Abstract
Large Language Models (LLMs) have achieved remarkable advancements in natural language processing tasks, yet they encounter challenges in complex decision-making scenarios that require long-term reasoning and alignment with high-level objectives. Existing methods either rely on short-term auto-regressive action generation or face limitations in accurately simulating rollouts and assessing outcomes, leading to suboptimal decisions. This paper introduces a novel LLM-based Actor-Critic framework, termed LAC, that effectively improves LLM policies with longterm action evaluations in a principled and scalable way.

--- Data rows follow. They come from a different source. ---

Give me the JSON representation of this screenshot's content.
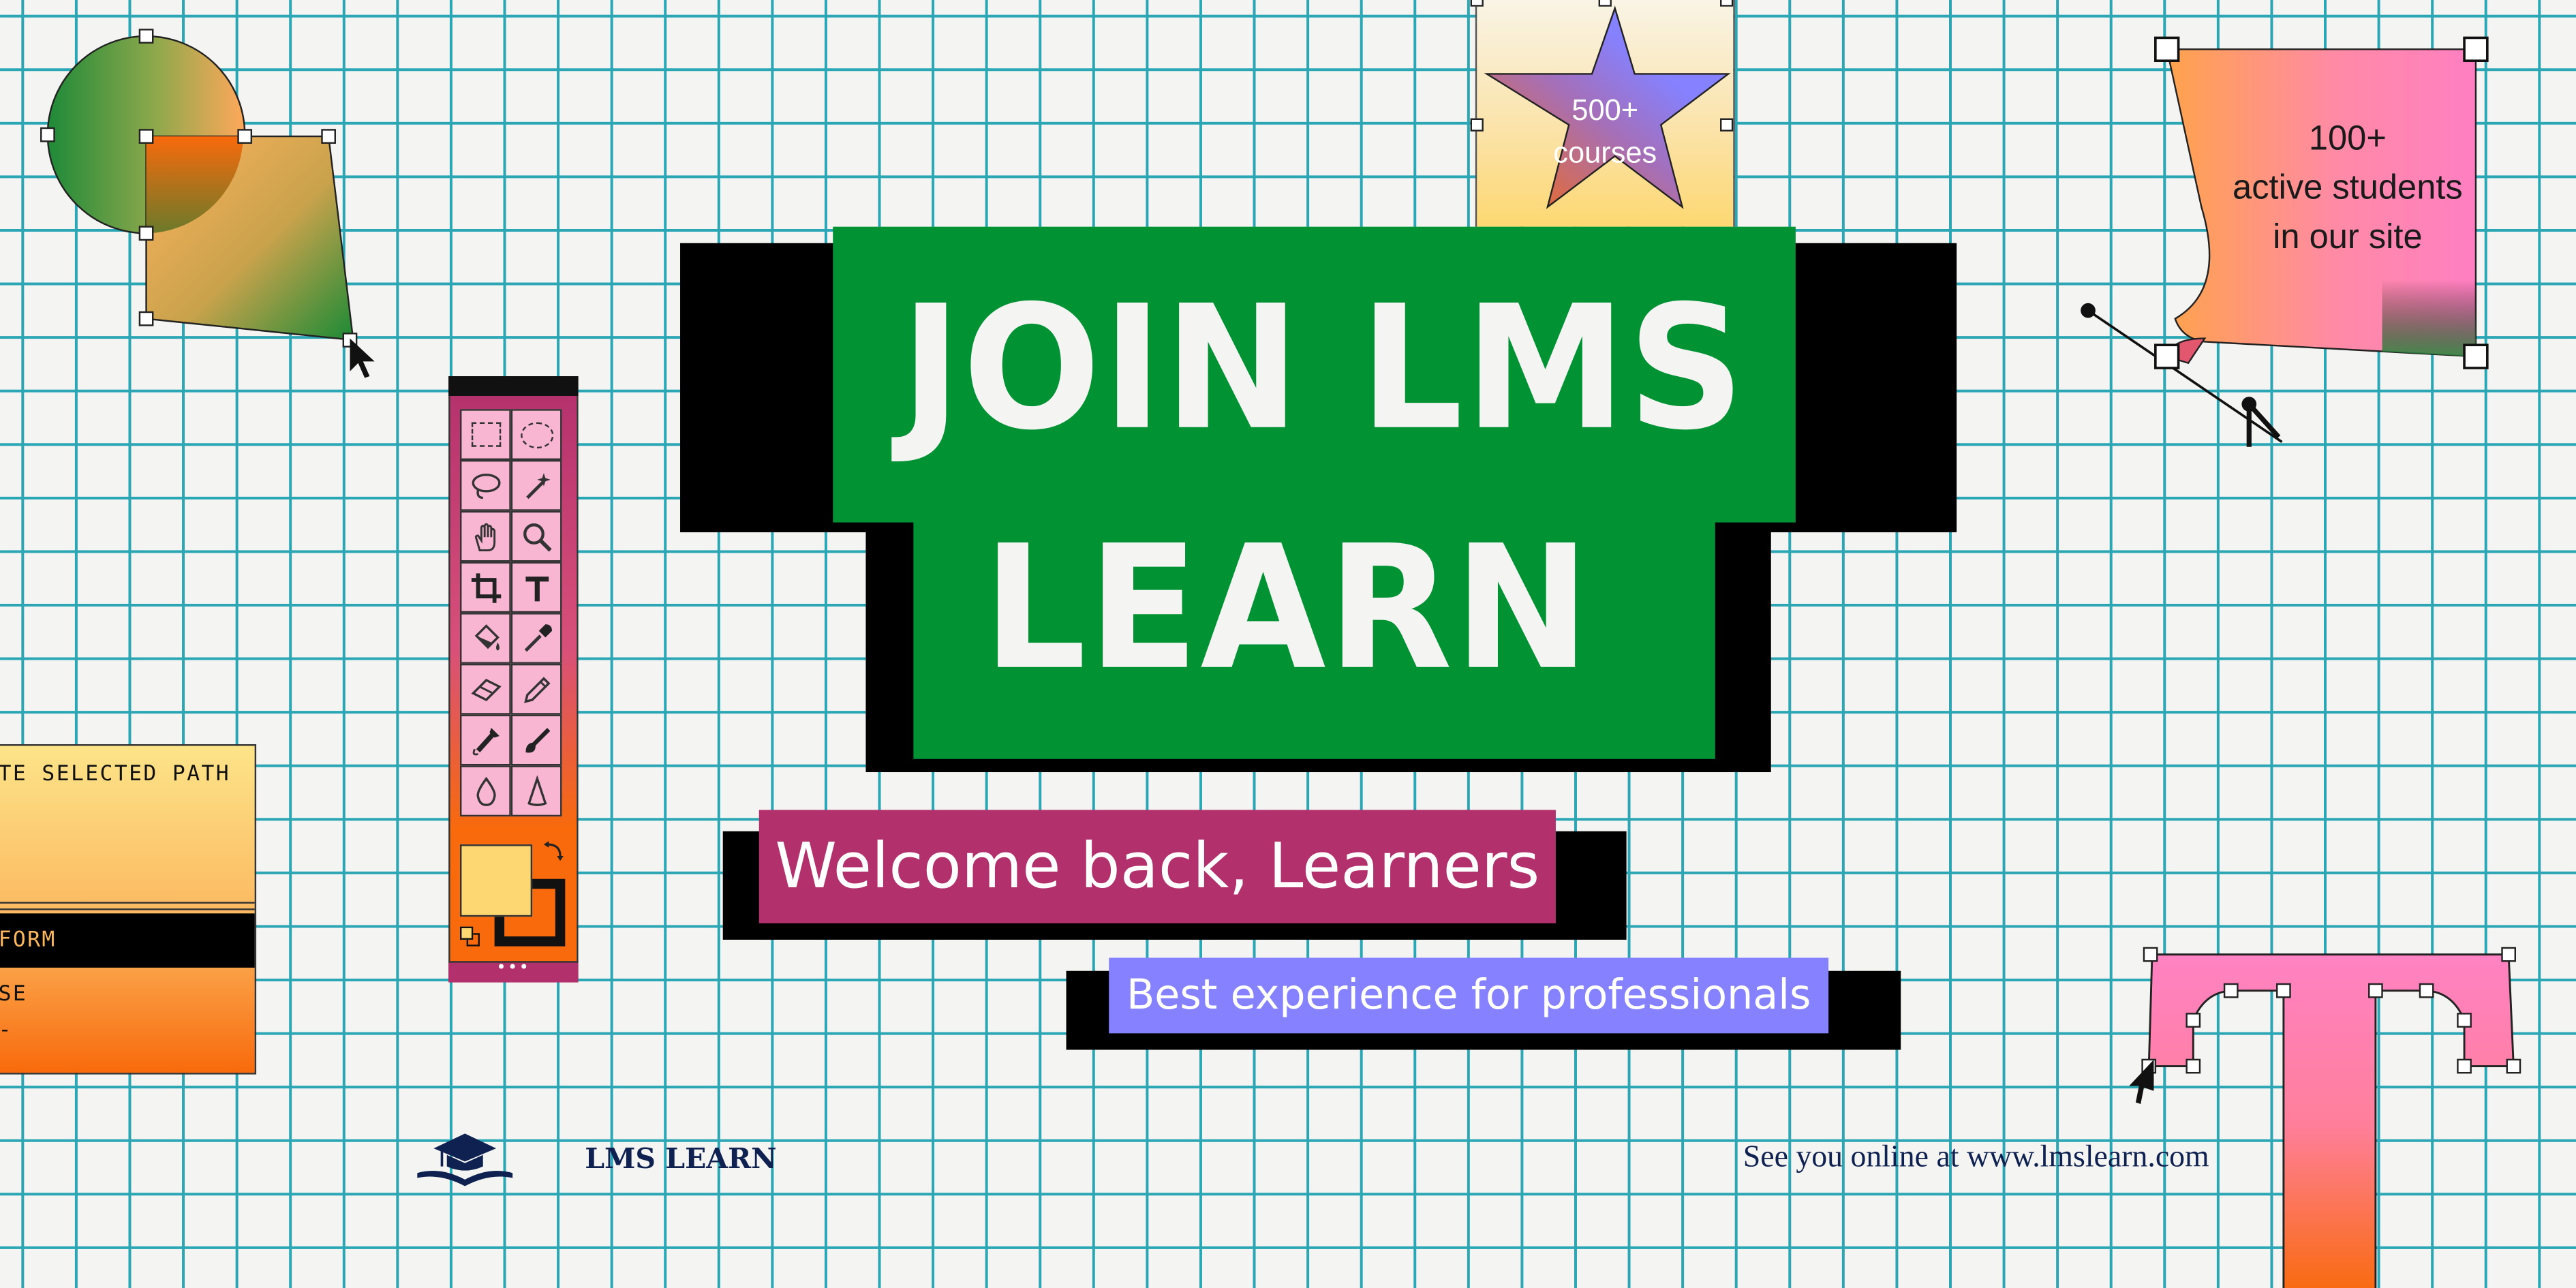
{
  "headline": {
    "line1": "JOIN LMS",
    "line2": "LEARN"
  },
  "welcome": "Welcome back, Learners",
  "tagline": "Best experience for professionals",
  "star_badge": {
    "line1": "500+",
    "line2": "courses"
  },
  "flag_badge": {
    "line1": "100+",
    "line2": "active students",
    "line3": "in our site"
  },
  "side_menu": {
    "item1": "TE SELECTED PATH",
    "item2": "FORM",
    "item3": "SE",
    "item4": "-"
  },
  "toolbar": {
    "more": "•••"
  },
  "brand": {
    "name": "LMS LEARN"
  },
  "footer": {
    "text": "See you online at www.lmslearn.com"
  },
  "colors": {
    "grid": "#2aa6b4",
    "green": "#019234",
    "magenta": "#b2306c",
    "violet": "#8581ff",
    "pink": "#ff82c3",
    "orange": "#f86a0c",
    "yellow": "#fdd872",
    "navy": "#0f2150"
  }
}
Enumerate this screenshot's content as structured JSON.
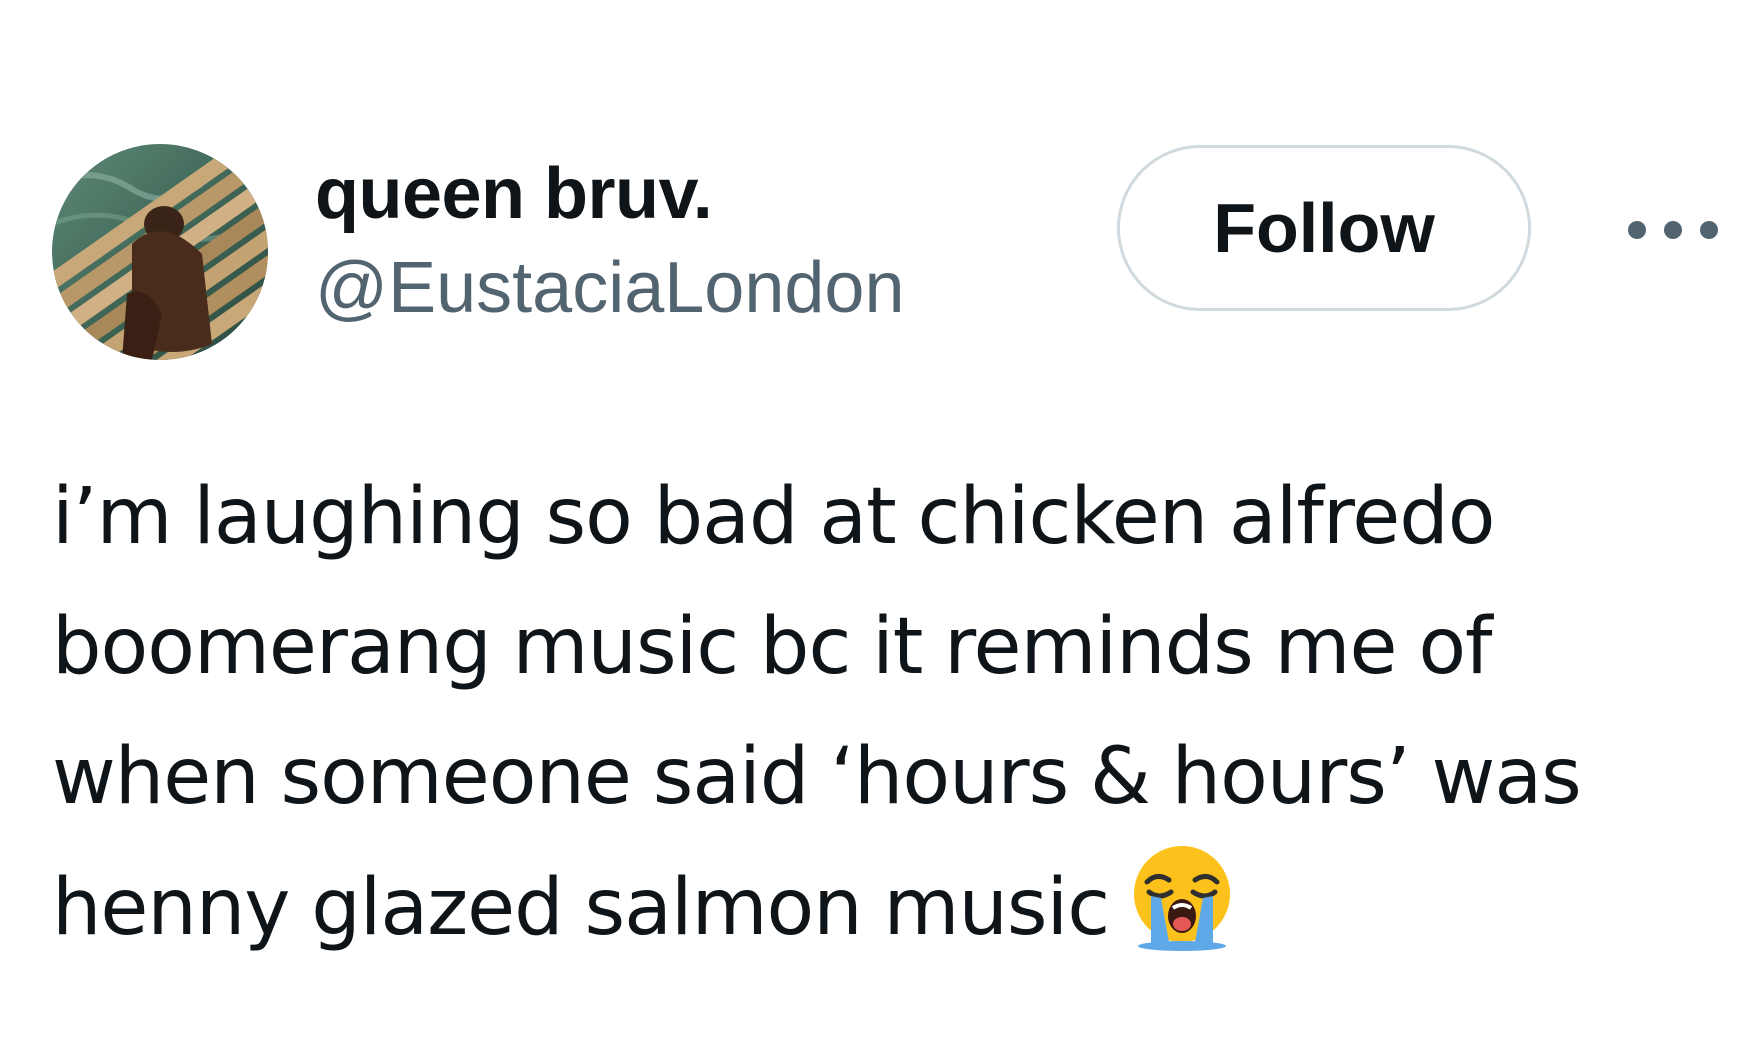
{
  "author": {
    "display_name": "queen bruv.",
    "handle": "@EustaciaLondon"
  },
  "actions": {
    "follow_label": "Follow",
    "more_icon": "more-horizontal-icon"
  },
  "tweet": {
    "lines": [
      "i’m laughing so bad at chicken alfredo",
      "boomerang music bc it reminds me of",
      "when someone said ‘hours & hours’ was",
      "henny glazed salmon music"
    ],
    "emoji": "loudly-crying-face"
  },
  "colors": {
    "text_primary": "#0f1419",
    "text_secondary": "#536471",
    "border": "#cfd9de",
    "emoji_face": "#fcc21b",
    "emoji_tears": "#5fa8e8"
  }
}
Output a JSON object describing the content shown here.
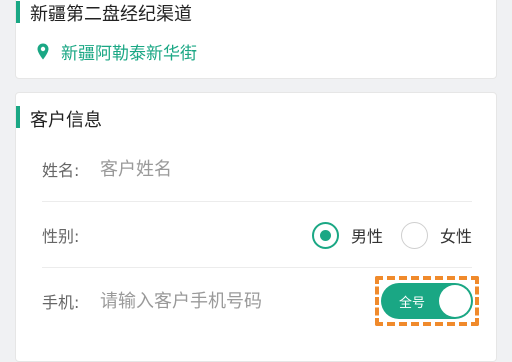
{
  "colors": {
    "accent": "#1aa784",
    "highlight_dashed": "#f08a2b"
  },
  "store_card": {
    "title": "新疆第二盘经纪渠道",
    "location_icon": "map-pin-icon",
    "location_text": "新疆阿勒泰新华街"
  },
  "customer_card": {
    "title": "客户信息",
    "name": {
      "label": "姓名:",
      "placeholder": "客户姓名",
      "value": ""
    },
    "gender": {
      "label": "性别:",
      "options": [
        "男性",
        "女性"
      ],
      "selected": "男性"
    },
    "phone": {
      "label": "手机:",
      "placeholder": "请输入客户手机号码",
      "value": "",
      "toggle_label": "全号",
      "toggle_on": true
    }
  }
}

Our approach addresses two key challenges: (1) extracting robust action evaluations by computing Q-values via token logits associated with positive/negative outcomes, enhanced by future trajectory rollouts and reasoning; and (2) enabling efficient policy improvement through a gradient-free mechanism. Experiments across diverse environments – including high-level decision-making (ALFWorld), lowlevel action spaces (BabyAI-Text), and large action spaces (WebShop) – demonstrate the framework’s generality and superiority over state-ofthe-art methods. Notably, our approach achieves competitive performance using 7B/8B parameter LLMs, even outperforming baseline methods employing GPT-4 in complex tasks. These results underscore the potential of integrating structured policy optimization with LLMs’ intrinsic knowledge to advance decision-making capabilities in multi-step environments.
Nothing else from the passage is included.